Por tanto, únicamente el creyente es feliz, pues puede decir: “¿Dónde está, oh muerte, tu aguijón? ¿Dónde, oh sepulcro, tu victoria?” (1 Co. 15:55). A pesar de las continuas luchas que mantiene con Satanás, el mundo y la carne, puede mirar de frente a la muerte y declararle: “No tienes ningún poder sobre mí, porque Cristo ya te venció en la cruz por medio de su muerte”. De manera que –en palabras de John Owen-- la muerte ha muerto en la muerte de Cristo. Pero el incrédulo no percibe la gloria de esta verdad, ya que sus ojos permanecen cerrados (cf. 1 Co. 2:14). Cual bestia sin entendimiento, prosigue su camino a la perdición. Sabe que la muerte le espera, pero prefiere no pensar en ello. Considera más sabio disfrutar de la vida y olvidar sus problemas. “La muerte es un mal inevitable –razona-- y, por tanto, de nada sirve preocuparse por ella”. Y, así, mete la cabeza bajo tierra, cual avestruz, para no enfrentarse a la realidad.

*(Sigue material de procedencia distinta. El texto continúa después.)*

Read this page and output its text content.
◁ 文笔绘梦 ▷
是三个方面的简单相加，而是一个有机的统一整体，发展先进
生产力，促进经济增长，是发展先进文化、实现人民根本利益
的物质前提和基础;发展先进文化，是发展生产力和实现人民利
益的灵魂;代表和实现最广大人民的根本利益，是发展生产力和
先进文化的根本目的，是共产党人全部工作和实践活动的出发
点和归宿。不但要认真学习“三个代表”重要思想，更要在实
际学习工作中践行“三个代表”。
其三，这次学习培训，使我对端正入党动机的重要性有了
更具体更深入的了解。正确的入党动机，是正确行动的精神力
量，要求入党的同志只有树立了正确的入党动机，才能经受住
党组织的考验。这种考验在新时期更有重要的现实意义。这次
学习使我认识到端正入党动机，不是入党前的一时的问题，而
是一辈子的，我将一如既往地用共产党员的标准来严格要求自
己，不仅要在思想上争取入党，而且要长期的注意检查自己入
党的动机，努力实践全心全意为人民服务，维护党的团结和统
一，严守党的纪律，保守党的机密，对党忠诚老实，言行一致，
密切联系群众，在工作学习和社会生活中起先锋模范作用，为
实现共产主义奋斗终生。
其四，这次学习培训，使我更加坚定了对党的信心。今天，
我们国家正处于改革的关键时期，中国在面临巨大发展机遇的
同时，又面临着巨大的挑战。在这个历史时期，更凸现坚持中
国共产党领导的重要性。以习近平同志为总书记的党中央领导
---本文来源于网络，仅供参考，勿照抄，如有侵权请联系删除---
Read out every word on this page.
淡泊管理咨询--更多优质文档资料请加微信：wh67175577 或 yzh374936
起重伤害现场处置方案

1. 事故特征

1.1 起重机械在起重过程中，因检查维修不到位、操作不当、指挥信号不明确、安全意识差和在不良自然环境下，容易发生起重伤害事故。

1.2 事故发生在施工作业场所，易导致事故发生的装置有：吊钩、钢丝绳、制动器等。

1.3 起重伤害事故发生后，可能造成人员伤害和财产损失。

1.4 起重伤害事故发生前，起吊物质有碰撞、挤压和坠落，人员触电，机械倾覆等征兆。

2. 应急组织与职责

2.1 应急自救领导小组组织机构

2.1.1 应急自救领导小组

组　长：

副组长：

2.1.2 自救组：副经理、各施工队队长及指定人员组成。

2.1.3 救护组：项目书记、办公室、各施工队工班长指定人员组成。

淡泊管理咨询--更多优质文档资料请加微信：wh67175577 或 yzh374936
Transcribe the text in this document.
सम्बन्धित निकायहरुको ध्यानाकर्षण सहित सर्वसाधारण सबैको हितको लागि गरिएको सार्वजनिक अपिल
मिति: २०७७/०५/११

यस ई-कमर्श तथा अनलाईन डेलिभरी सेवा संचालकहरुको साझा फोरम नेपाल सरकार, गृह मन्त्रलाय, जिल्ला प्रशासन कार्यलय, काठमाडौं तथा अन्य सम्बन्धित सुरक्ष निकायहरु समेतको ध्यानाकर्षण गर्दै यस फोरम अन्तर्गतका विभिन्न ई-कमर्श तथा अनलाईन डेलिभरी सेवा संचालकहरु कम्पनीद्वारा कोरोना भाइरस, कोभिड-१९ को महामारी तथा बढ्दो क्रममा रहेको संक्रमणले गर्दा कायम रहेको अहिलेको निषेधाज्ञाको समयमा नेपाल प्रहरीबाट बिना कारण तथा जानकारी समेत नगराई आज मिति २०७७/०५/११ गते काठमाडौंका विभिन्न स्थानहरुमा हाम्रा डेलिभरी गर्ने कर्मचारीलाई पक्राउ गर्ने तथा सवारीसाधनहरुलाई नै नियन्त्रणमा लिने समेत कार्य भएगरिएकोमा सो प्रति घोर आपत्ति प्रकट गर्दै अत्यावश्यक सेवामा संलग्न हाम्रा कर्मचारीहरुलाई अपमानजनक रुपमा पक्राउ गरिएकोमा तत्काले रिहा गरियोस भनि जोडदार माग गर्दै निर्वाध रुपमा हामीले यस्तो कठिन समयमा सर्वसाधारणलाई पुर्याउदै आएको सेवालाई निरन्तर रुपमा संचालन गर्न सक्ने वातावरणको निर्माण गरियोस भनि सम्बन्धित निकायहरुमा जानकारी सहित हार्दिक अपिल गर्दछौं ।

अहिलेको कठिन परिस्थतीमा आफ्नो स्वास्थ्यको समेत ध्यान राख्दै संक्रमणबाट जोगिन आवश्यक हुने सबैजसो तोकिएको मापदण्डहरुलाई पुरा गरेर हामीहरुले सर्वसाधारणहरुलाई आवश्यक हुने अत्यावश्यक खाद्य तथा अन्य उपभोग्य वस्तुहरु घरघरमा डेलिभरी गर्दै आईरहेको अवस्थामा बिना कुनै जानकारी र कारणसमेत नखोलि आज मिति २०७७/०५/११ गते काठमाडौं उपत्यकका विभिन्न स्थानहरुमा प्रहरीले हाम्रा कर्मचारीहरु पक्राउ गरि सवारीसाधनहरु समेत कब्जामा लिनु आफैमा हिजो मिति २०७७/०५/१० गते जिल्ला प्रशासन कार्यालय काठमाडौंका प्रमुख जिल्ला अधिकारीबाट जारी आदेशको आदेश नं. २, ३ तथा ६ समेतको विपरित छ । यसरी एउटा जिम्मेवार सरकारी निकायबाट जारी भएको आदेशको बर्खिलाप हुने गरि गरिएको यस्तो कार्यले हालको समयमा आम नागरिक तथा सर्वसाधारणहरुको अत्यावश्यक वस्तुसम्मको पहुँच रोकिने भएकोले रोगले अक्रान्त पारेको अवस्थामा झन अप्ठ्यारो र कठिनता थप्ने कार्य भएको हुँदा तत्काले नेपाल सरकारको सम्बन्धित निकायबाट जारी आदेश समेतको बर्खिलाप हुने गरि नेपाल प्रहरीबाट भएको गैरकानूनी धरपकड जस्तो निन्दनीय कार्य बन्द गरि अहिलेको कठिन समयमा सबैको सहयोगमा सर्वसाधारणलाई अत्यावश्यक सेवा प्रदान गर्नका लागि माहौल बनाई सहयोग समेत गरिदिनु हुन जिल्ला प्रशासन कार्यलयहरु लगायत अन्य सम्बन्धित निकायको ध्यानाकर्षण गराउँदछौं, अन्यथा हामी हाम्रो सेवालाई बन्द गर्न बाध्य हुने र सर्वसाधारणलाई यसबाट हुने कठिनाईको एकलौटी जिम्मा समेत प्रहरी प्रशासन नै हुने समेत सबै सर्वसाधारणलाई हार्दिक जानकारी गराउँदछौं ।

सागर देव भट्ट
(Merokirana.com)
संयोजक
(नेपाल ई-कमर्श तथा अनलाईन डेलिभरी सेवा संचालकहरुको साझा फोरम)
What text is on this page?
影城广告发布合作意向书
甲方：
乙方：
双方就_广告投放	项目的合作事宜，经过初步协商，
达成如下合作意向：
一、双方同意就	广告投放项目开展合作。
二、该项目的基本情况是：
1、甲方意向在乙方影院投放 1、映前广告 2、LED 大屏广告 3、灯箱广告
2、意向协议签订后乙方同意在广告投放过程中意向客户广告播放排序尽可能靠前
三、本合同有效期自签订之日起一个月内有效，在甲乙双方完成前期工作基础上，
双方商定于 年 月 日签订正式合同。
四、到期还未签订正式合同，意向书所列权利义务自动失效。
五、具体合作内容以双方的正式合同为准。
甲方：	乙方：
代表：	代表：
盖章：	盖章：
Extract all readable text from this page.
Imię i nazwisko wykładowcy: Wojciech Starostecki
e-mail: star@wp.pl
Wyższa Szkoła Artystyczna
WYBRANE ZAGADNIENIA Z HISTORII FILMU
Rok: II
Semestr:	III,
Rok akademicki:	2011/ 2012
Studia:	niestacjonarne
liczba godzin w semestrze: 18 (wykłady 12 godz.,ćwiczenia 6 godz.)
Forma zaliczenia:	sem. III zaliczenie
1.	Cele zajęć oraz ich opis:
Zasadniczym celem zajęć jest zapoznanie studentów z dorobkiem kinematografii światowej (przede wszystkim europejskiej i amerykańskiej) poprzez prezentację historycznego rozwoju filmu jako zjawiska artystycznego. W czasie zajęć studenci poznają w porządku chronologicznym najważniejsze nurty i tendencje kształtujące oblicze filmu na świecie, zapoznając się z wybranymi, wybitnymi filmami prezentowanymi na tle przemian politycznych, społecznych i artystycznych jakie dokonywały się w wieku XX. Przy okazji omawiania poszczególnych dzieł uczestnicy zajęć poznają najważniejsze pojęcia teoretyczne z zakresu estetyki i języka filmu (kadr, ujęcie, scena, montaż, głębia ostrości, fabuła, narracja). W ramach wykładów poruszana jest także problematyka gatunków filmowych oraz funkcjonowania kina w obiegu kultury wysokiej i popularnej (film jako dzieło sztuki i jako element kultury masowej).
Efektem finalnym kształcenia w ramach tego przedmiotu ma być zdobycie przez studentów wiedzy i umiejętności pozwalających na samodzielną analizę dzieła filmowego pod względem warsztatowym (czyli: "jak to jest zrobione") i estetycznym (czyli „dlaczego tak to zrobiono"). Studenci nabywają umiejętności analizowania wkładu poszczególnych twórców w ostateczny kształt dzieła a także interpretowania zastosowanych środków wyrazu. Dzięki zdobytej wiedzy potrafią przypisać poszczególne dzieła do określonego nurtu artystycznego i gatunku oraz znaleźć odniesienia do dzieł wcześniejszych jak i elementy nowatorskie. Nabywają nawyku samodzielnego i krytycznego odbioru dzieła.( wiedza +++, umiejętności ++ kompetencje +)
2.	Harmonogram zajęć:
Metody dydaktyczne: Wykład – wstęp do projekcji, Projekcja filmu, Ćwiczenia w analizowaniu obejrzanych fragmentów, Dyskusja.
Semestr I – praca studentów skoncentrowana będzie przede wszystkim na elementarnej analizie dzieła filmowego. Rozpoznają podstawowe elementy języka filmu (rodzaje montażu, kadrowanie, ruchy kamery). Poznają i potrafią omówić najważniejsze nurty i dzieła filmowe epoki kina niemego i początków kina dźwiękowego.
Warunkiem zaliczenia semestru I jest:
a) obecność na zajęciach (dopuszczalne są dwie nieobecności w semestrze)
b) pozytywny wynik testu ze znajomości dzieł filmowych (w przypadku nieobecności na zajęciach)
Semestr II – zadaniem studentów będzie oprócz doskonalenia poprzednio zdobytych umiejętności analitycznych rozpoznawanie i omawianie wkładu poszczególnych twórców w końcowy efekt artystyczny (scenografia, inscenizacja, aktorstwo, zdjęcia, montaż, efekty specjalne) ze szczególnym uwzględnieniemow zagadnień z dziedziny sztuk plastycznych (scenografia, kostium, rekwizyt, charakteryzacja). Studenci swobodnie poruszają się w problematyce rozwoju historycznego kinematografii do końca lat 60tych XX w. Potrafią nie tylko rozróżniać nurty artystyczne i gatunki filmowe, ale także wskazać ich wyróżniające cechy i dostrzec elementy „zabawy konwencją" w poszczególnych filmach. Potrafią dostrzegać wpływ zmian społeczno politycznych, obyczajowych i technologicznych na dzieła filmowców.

Alguno dirá: Percibiendo yo esta realidad tan claramente, ¿cómo puedo hacérsela ver a los incrédulos? ¿Quizá por medio de razonamientos o sabiduría humana? (cf. 1 Co. 2:4). Antes bien, la fe es un don de Dios (cf. Ef. 2:8), que Él concede a quien quiere, cuando quiere y como quiere. Por nuestra parte, procuraremos dar un fiel testimonio de la misma, pero tan solo a Dios corresponde implantarla en el corazón de los pecadores. Por tanto, seamos siempre fieles a Él y, después, esperemos en Aquel que hace todas las cosas bien.
Decía William Bates: “Si los ateos, en su impiedad, consideran que no hay Dios, ¿por qué lo invocan en sus adversidades? Y, si lo hay, ¿por qué lo niegan en su prosperidad?”. Muchas veces oímos decir que la salud es lo más importante. Todo lo demás puede estar o no, pero ¿de qué servirá si no se goza de salud? Cristo dijo: “¿Qué aprovechará al hombre, si ganare todo el mundo, y perdiere su alma? ¿O qué recompensa dará el hombre por su alma?” (Mt. 16:26). Y en otro lugar: “No temáis a los que matan el cuerpo, mas el alma no pueden matar; temed más bien a aquel que puede destruir el alma y el cuerpo en el infierno” (Mt. 10:28). Todos sabemos que la salud, tarde o temprano, faltará. De hecho, el mundo entero ha de perecer: “El cielo y la tierra pasarán, pero mis palabras no pasarán” (Mt. 24:35). Pongamos, por tanto, nuestra esperanza en aquello que permanece, en la Roca Eterna, y no en un mundo que tan solo es mera apariencia, y que pasará como la flor de la hierba (cf. 1 P. 1:24-25; Sal. 103:15-16; Job 14:1-2; Os. 13:3; Stg. 4:14).